No mestrado profissional, o trabalho final costuma ser um produto técnico ou tecnológico acompanhado de um relatório que o documenta. Esse relatório tem norma própria — a ABNT NBR 10719, de relatórios técnicos e científicos —, estrutura diferente da dissertação e um critério de avaliação distinto: a aplicabilidade comprovada, não a contribuição teórica.
Se você ainda está decidindo entre as duas modalidades de mestrado, ou quer entender o que caracteriza cada produto final, a comparação está em mestrado profissional ou acadêmico. Este guia parte do ponto seguinte: você já está no profissional e precisa escrever o relatório.

Quando o seu trabalho final é um relatório técnico
Programas de mestrado profissional aceitam formatos variados de trabalho de conclusão, e cada regulamento define o seu. Os mais comuns:
- Produto técnico ou tecnológico — sistema, aplicativo, protocolo, material didático, processo, manual — acompanhado de relatório.
- Relatório técnico de intervenção — a descrição documentada de uma intervenção realizada em uma organização.
- Dissertação aplicada, com estrutura mais próxima da acadêmica.
- Estudo de caso aprofundado de natureza aplicada.
Nos dois primeiros casos, o documento escrito segue a lógica de relatório técnico, e é aí que a NBR 10719 entra. Confirme no regulamento do seu programa antes de estruturar qualquer coisa: alguns exigem explicitamente a NBR 10719, outros mandam usar a NBR 14724 (a de trabalhos acadêmicos) mesmo para o produto, e outros publicam modelo próprio que prevalece sobre ambas.

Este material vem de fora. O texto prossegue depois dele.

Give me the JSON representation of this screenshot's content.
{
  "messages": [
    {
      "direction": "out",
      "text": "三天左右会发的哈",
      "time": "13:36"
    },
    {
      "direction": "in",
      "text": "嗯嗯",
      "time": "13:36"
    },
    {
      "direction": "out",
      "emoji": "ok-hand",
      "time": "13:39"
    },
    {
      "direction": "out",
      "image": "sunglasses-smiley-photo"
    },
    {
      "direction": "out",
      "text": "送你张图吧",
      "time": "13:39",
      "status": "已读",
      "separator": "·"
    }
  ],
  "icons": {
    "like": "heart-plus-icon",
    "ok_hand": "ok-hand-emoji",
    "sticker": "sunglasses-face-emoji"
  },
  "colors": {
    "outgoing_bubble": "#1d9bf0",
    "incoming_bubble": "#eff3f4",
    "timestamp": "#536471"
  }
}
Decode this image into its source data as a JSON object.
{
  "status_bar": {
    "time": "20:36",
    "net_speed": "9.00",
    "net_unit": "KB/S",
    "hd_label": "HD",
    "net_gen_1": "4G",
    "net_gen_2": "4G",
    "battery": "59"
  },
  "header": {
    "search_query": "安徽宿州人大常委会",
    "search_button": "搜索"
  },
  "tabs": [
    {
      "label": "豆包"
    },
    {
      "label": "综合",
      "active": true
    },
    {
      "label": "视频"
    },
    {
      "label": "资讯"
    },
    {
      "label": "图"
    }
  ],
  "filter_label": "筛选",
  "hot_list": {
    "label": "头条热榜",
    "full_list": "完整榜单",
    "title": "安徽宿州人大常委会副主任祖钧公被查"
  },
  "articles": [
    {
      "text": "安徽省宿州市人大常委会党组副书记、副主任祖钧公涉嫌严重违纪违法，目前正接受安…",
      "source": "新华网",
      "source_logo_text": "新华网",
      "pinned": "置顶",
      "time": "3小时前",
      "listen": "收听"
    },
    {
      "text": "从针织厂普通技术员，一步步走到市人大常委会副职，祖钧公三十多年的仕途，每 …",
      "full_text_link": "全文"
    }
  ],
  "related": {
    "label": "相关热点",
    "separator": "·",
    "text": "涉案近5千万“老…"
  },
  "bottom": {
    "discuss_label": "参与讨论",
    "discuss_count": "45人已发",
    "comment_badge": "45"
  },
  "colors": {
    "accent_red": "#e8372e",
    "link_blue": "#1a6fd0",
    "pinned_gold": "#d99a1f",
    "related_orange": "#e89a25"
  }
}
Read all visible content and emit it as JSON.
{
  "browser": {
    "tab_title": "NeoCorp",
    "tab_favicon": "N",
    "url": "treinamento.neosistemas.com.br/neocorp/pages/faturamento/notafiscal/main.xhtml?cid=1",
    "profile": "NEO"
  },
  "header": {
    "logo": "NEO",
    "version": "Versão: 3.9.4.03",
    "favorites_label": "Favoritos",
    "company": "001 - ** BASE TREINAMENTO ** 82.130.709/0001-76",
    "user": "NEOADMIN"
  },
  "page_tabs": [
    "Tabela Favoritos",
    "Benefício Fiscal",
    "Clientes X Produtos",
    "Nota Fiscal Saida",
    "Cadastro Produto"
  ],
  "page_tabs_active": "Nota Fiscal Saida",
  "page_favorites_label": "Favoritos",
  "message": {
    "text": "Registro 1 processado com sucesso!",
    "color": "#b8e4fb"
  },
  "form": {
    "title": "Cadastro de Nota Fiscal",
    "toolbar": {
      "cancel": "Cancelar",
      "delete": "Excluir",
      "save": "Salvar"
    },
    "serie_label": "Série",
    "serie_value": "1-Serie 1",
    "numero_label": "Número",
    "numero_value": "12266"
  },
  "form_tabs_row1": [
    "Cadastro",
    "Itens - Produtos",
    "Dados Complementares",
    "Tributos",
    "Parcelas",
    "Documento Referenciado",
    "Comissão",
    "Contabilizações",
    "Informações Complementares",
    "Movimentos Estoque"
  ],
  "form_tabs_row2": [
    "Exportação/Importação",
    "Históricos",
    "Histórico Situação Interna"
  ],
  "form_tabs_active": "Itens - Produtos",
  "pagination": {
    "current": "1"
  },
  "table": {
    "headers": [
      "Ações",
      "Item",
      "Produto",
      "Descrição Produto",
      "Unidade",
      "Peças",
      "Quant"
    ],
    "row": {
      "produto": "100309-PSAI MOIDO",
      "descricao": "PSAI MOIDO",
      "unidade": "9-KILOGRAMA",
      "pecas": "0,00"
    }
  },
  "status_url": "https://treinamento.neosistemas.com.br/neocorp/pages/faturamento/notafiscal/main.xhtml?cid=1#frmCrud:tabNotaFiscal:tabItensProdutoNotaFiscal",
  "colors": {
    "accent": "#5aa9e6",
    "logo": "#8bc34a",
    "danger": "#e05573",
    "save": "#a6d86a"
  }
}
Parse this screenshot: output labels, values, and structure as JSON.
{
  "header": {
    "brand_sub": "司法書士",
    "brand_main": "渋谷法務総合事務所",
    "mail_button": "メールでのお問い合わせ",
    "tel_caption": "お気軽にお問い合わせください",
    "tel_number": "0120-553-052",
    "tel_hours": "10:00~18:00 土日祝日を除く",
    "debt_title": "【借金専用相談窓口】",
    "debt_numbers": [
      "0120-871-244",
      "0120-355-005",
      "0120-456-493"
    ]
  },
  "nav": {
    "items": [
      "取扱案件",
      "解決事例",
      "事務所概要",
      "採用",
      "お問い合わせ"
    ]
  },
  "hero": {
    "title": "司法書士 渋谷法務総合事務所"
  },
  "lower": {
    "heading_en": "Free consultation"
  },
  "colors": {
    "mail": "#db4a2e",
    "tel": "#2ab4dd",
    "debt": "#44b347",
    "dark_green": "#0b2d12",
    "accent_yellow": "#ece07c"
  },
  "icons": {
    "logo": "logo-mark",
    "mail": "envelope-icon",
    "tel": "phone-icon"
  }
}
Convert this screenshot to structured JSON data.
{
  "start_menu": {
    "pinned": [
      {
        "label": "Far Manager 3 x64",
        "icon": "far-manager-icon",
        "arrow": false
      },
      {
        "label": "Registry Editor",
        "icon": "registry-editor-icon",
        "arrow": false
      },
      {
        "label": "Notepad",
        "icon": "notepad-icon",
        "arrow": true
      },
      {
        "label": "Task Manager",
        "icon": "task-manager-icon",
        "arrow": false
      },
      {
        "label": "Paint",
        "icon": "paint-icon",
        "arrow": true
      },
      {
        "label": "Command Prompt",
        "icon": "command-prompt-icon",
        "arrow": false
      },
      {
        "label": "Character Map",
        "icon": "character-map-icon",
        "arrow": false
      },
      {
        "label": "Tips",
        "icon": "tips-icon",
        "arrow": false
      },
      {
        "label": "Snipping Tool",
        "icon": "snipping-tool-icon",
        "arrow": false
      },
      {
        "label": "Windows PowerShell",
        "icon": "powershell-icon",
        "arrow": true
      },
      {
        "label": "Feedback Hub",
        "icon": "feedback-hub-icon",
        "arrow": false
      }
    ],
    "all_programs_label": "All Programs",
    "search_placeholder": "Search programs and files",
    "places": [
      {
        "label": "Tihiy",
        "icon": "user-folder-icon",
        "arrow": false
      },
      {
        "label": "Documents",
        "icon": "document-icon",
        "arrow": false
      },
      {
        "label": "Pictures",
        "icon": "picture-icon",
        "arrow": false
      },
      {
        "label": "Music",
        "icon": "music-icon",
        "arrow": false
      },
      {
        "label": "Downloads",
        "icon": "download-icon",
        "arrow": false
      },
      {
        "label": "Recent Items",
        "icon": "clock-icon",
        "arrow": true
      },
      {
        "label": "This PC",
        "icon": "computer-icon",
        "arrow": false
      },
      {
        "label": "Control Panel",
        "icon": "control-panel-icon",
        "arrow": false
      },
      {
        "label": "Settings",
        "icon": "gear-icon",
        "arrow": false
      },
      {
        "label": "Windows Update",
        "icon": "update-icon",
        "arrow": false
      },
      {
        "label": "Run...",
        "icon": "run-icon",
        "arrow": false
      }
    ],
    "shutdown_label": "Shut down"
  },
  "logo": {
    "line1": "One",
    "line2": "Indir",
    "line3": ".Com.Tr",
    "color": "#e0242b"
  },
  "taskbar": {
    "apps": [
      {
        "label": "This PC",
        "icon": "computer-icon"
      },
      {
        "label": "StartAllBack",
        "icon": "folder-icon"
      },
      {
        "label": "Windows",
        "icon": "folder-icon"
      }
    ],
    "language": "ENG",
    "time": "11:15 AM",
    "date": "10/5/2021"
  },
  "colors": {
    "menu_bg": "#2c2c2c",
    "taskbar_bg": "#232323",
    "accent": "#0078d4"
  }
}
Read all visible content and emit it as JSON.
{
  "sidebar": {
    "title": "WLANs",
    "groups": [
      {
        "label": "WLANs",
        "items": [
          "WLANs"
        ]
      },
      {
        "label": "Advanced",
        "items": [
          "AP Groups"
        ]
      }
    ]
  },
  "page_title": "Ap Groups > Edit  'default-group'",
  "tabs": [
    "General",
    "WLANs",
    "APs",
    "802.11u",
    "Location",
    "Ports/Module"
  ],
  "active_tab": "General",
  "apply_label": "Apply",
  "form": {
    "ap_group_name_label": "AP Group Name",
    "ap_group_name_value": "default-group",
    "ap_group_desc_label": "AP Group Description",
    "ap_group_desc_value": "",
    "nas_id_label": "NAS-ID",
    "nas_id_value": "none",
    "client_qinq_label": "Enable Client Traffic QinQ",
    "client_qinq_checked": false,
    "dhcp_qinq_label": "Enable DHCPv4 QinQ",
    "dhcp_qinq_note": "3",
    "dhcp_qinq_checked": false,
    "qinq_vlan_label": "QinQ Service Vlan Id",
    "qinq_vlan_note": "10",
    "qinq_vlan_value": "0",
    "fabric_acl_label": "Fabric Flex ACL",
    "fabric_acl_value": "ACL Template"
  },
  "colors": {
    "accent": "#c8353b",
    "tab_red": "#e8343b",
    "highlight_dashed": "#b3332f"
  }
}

O que a NBR 10719 organiza
A ABNT NBR 10719 — Informação e documentação: relatório técnico e/ou científico — Apresentação trata da apresentação de relatórios que registram formalmente os resultados ou o andamento de uma pesquisa técnica ou científica. Ela existe justamente porque esse gênero não cabe no molde da monografia: o relatório precisa documentar um processo e um produto, não sustentar uma tese.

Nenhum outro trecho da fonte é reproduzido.